Example: Rain and Wet Grass

One day you wake up, and you look out the window at your lawn. You see that the grass is wet. You wonder whether it rained last night. You know that you live dry place, and the probability of rain is about 20%. When it rains, the probability that the grass gets wet is 90%. However, sometimes the morning dew makes the grass wet, even if it didn’t rain. The probability of dew making the grass wet is 20%. So now you ask, given that the grass is wet, what is the probability that it rained last night?

  • This leads to a pretty simple Bayesian network:

graph LR
    R[Rain]
    G[Wet Grass]

    R --> G

  • This can be solved in the same way that we solved the previous example with the senator and cat people.

More Complicated Example

  • What if we also have a sprinkler?
  • Let’s say that the sprinkler is on a timer, so it doesn’t “know” if it has rained or not.
  • Let’s say that morning dew is not a factor anymore.
  • What does this imply about what the resulting would look like?
  • What would it look like if the sprinkler had a sensor to know if it had rained?

More Complicated Example

  • So let’s say you wake up and see that the grass was wet. It isn’t clear whether it was rain or the sprinkler that made the grass wet.
  • The probability of rain is still 20%.
  • The probability that the sprinkler is on is 10%.
  • We can also say that if it rains OR the sprinkler is on, the probability that the grass is wet is 100%.
    • What does this mean in terms of probabilities?
    • If even one of those events happens, the grass is wet with probability 1.
    • So \(P(W=1|R=1,S=0) = 1\), \(P(W=1|R=0,S=1) = 1\), and \(P(W=1|R=1,S=1) = 1\)
    • But if neither happens, the grass is dry with probability 1.
    • So \(P(W=1|R=0,S=0) = 0\)
    • So what’s the probability of it being wet (\(P(W=1)\))?

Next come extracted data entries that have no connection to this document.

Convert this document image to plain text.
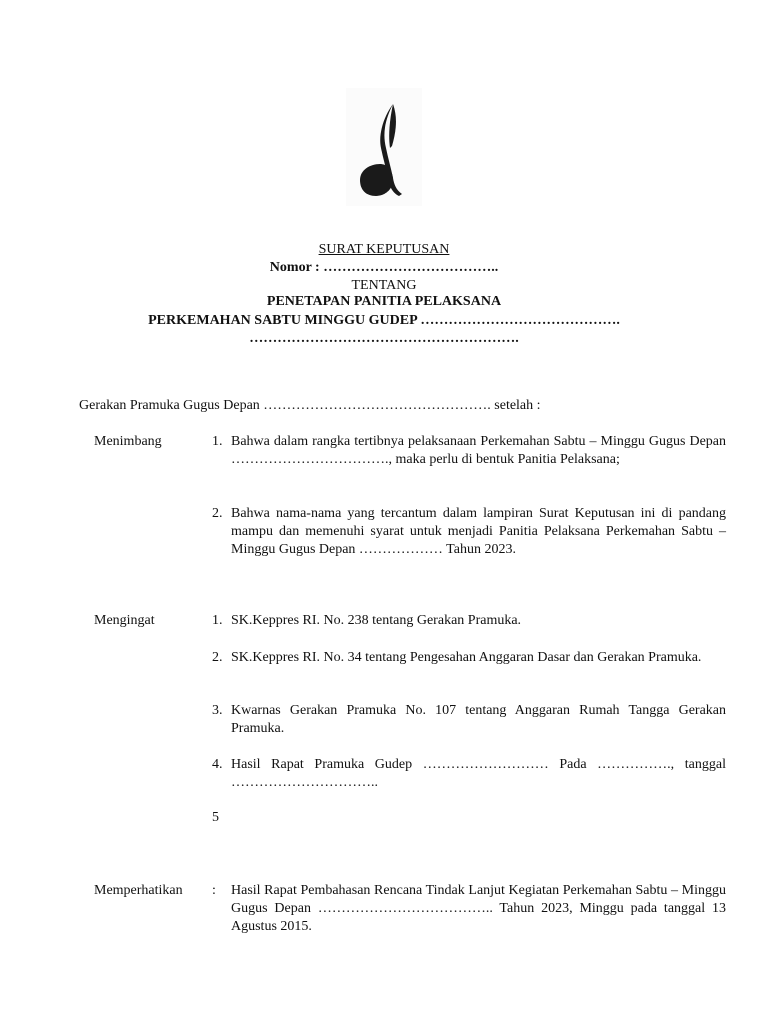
SURAT KEPUTUSAN
Nomor : ………………………………..
TENTANG
PENETAPAN PANITIA PELAKSANA
PERKEMAHAN SABTU MINGGU GUDEP …………………………………….
………………………………………………….
Gerakan Pramuka Gugus Depan …………………………………………. setelah :
Menimbang	1. Bahwa dalam rangka tertibnya pelaksanaan Perkemahan Sabtu – Minggu Gugus Depan ……………………………., maka perlu di bentuk Panitia Pelaksana;
2. Bahwa nama-nama yang tercantum dalam lampiran Surat Keputusan ini di pandang mampu dan memenuhi syarat untuk menjadi Panitia Pelaksana Perkemahan Sabtu – Minggu Gugus Depan ……………… Tahun 2023.
Mengingat	1. SK.Keppres RI. No. 238 tentang Gerakan Pramuka.
2. SK.Keppres RI. No. 34 tentang Pengesahan Anggaran Dasar dan Gerakan Pramuka.
3. Kwarnas Gerakan Pramuka No. 107 tentang Anggaran Rumah Tangga Gerakan Pramuka.
4. Hasil Rapat Pramuka Gudep ……………………… Pada ……………., tanggal …………………………..
5
Memperhatikan : Hasil Rapat Pembahasan Rencana Tindak Lanjut Kegiatan Perkemahan Sabtu – Minggu Gugus Depan ……………………………….. Tahun 2023, Minggu pada tanggal 13 Agustus 2015.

The probability of the grass being wet

  • We can use the law of total probability again:

\[ \begin{split} P(W=1) &= P(R=1,S=1)P(W=1|R=1,S=1) + P(R=1,S=0)P(W=1|R=1,S=0) \\ &+ P(R=0,S=1)P(W=1|R=0,S=1) + P(R=0,S=0)P(W=1|R=0,S=0) \\ &= (0.2)(0.1)(1) + (0.2)(0.9)(1) + (0.8)(0.1)(1) + (0.8)(0.9)(0) \\ &= 0.02 + 0.18 + 0.08 + 0 = 0.28 \end{split} \]

Or what’s an easier way to do this?

  • It’s easier to find the probability of it being dry, and subtract from 1:

\[ P(W=0) = P(R=0,S=0)P(W=0|R=0,S=0) = (0.8)(0.9)(1) = 0.72 \]

  • So then:

\[ P(W=1) = 1 - P(W=0) = 1 - 0.72 = 0.28 \]

More Complicated Example

  • So what’s the probability that it rained, given that the grass is wet?

\[ P(R=1|W=1, S) \]

  • But we can simplify this to:

\[ P(R=1|W=1) \]

To do this we need to use Bayes Theorem again:

\[ P(R=1|W=1) = \frac{P(W=1|R=1)P(R=1)}{P(W=1)} \]

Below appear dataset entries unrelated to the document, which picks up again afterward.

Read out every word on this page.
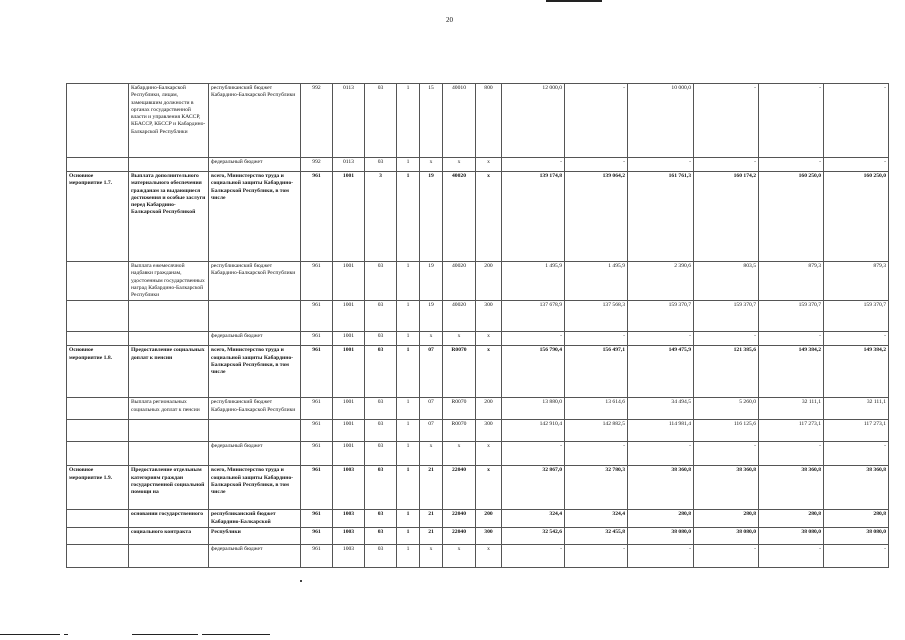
20
	Кабардино-Балкарской Республики, лицам, замещавшим должности в органах государственной власти и управления КАССР, КБАССР, КБССР и Кабардино-Балкарской Республики	республиканский бюджет Кабардино-Балкарской Республики	992	0113	03	1	15	40010	800	12 000,0	-	10 000,0	-	-	-
		федеральный бюджет	992	0113	03	1	х	х	х	-	-	-	-	-	-
Основное мероприятие 1.7.	Выплата дополнительного материального обеспечения гражданам за выдающиеся достижения и особые заслуги перед Кабардино-Балкарской Республикой	всего, Министерство труда и социальной защиты Кабардино-Балкарской Республики, в том числе	961	1001	3	1	19	40020	х	139 174,8	139 064,2	161 761,3	160 174,2	160 250,0	160 250,0
	Выплата ежемесячной надбавки гражданам, удостоенным государственных наград Кабардино-Балкарской Республики	республиканский бюджет Кабардино-Балкарской Республики	961	1001	03	1	19	40020	200	1 495,9	1 495,9	2 390,6	803,5	879,3	879,3
			961	1001	03	1	19	40020	300	137 678,9	137 568,3	159 370,7	159 370,7	159 370,7	159 370,7
		федеральный бюджет	961	1001	03	1	х	х	х	-	-	-	-	-	-
Основное мероприятие 1.8.	Предоставление социальных доплат к пенсии	всего, Министерство труда и социальной защиты Кабардино-Балкарской Республики, в том числе	961	1001	03	1	07	R0070	х	156 790,4	156 497,1	149 475,9	121 385,6	149 384,2	149 384,2
	Выплата региональных социальных доплат к пенсии	республиканский бюджет Кабардино-Балкарской Республики	961	1001	03	1	07	R0070	200	13 880,0	13 614,6	34 494,5	5 260,0	32 111,1	32 111,1
			961	1001	03	1	07	R0070	300	142 910,4	142 882,5	114 981,4	116 125,6	117 273,1	117 273,1
		федеральный бюджет	961	1001	03	1	х	х	х	-	-	-	-	-	-
Основное мероприятие 1.9.	Предоставление отдельным категориям граждан государственной социальной помощи на	всего, Министерство труда и социальной защиты Кабардино-Балкарской Республики, в том числе	961	1003	03	1	21	22040	х	32 867,0	32 780,3	38 360,8	38 360,8	38 360,8	38 360,8
	основании государственного	республиканский бюджет Кабардино-Балкарской	961	1003	03	1	21	22040	200	324,4	324,4	280,8	280,8	280,8	280,8
	социального контракта	Республики	961	1003	03	1	21	22040	300	32 542,6	32 455,8	38 080,0	38 080,0	38 080,0	38 080,0
		федеральный бюджет	961	1003	03	1	х	х	х	-	-	-	-	-	-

  • What is the first term equal to?

Explaining Away

  • Now suppose we also know that the sprinkler was on.

  • How does this change our belief about whether it rained?

  • What is \(P(R=1|W=1,S=1)\)?

  • Using Bayes Theorem again:

\[ P(R=1|W=1,S=1) = \frac{P(W=1|R=1,S=1)P(R=1)}{P(W=1|S=1)} \]

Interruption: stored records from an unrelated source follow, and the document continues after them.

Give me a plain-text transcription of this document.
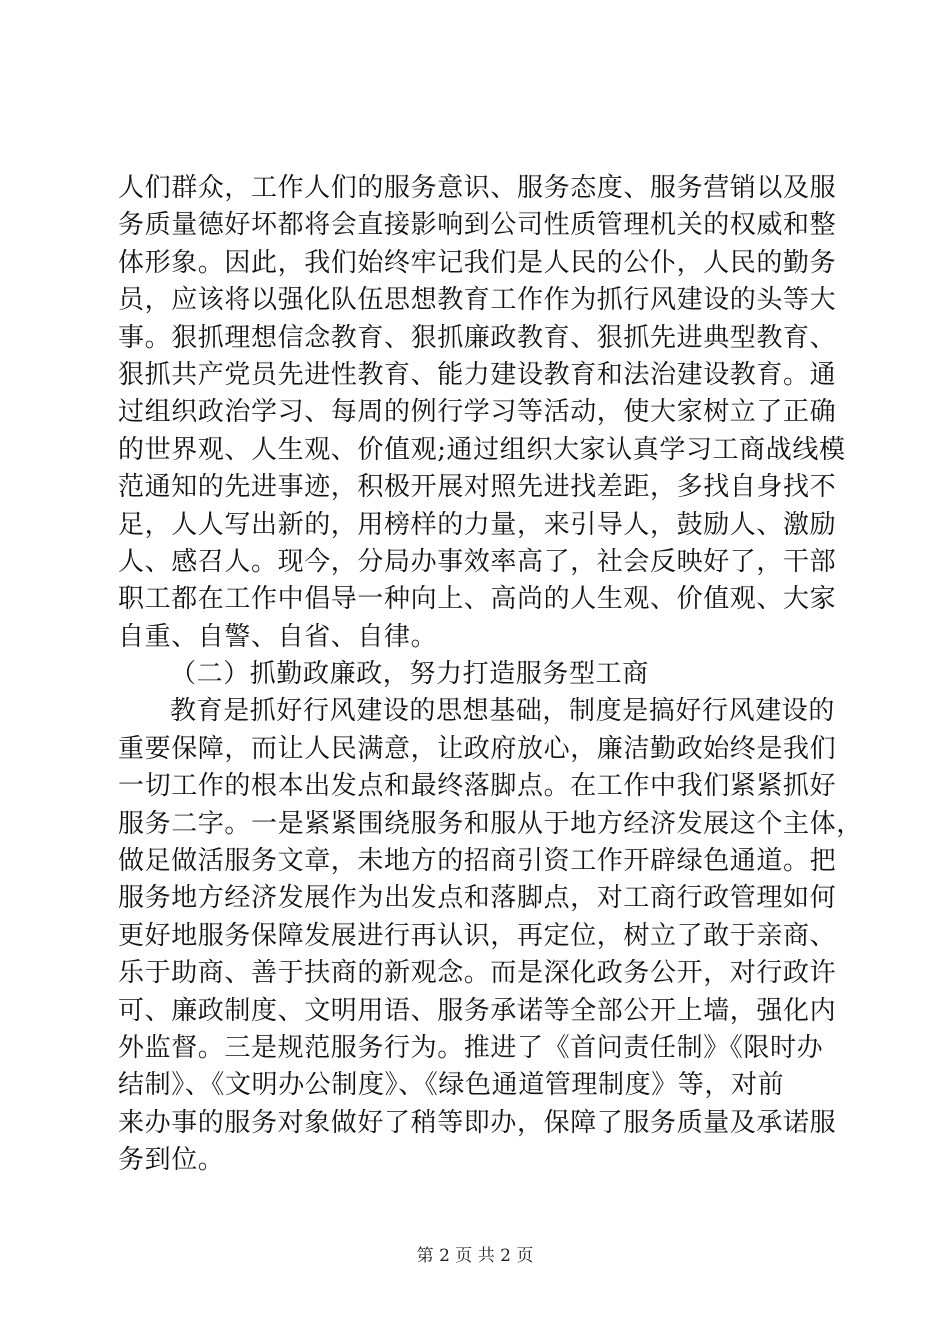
人们群众，工作人们的服务意识、服务态度、服务营销以及服
务质量德好坏都将会直接影响到公司性质管理机关的权威和整
体形象。因此，我们始终牢记我们是人民的公仆，人民的勤务
员，应该将以强化队伍思想教育工作作为抓行风建设的头等大
事。狠抓理想信念教育、狠抓廉政教育、狠抓先进典型教育、
狠抓共产党员先进性教育、能力建设教育和法治建设教育。通
过组织政治学习、每周的例行学习等活动，使大家树立了正确
的世界观、人生观、价值观;通过组织大家认真学习工商战线模
范通知的先进事迹，积极开展对照先进找差距，多找自身找不
足，人人写出新的，用榜样的力量，来引导人，鼓励人、激励
人、感召人。现今，分局办事效率高了，社会反映好了，干部
职工都在工作中倡导一种向上、高尚的人生观、价值观、大家
自重、自警、自省、自律。
（二）抓勤政廉政，努力打造服务型工商
教育是抓好行风建设的思想基础，制度是搞好行风建设的
重要保障，而让人民满意，让政府放心，廉洁勤政始终是我们
一切工作的根本出发点和最终落脚点。在工作中我们紧紧抓好
服务二字。一是紧紧围绕服务和服从于地方经济发展这个主体，
做足做活服务文章，未地方的招商引资工作开辟绿色通道。把
服务地方经济发展作为出发点和落脚点，对工商行政管理如何
更好地服务保障发展进行再认识，再定位，树立了敢于亲商、
乐于助商、善于扶商的新观念。而是深化政务公开，对行政许
可、廉政制度、文明用语、服务承诺等全部公开上墙，强化内
外监督。三是规范服务行为。推进了《首问责任制》《限时办
结制》、《文明办公制度》、《绿色通道管理制度》等，对前
来办事的服务对象做好了稍等即办，保障了服务质量及承诺服
务到位。
第 2 页 共 2 页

  • Using what we know about the independence of R and S, we can find the denominator:

\[ P(R=1 |W=1, S=1) = P(R=1|W=1) = \frac{1*.2}{1} \]

  • By knowing that the sprinkler was on, the probability of rain drops back to 20% because we found evidence of another cause of the wet grass.
  • This is called “explaining away” in Bayesian networks.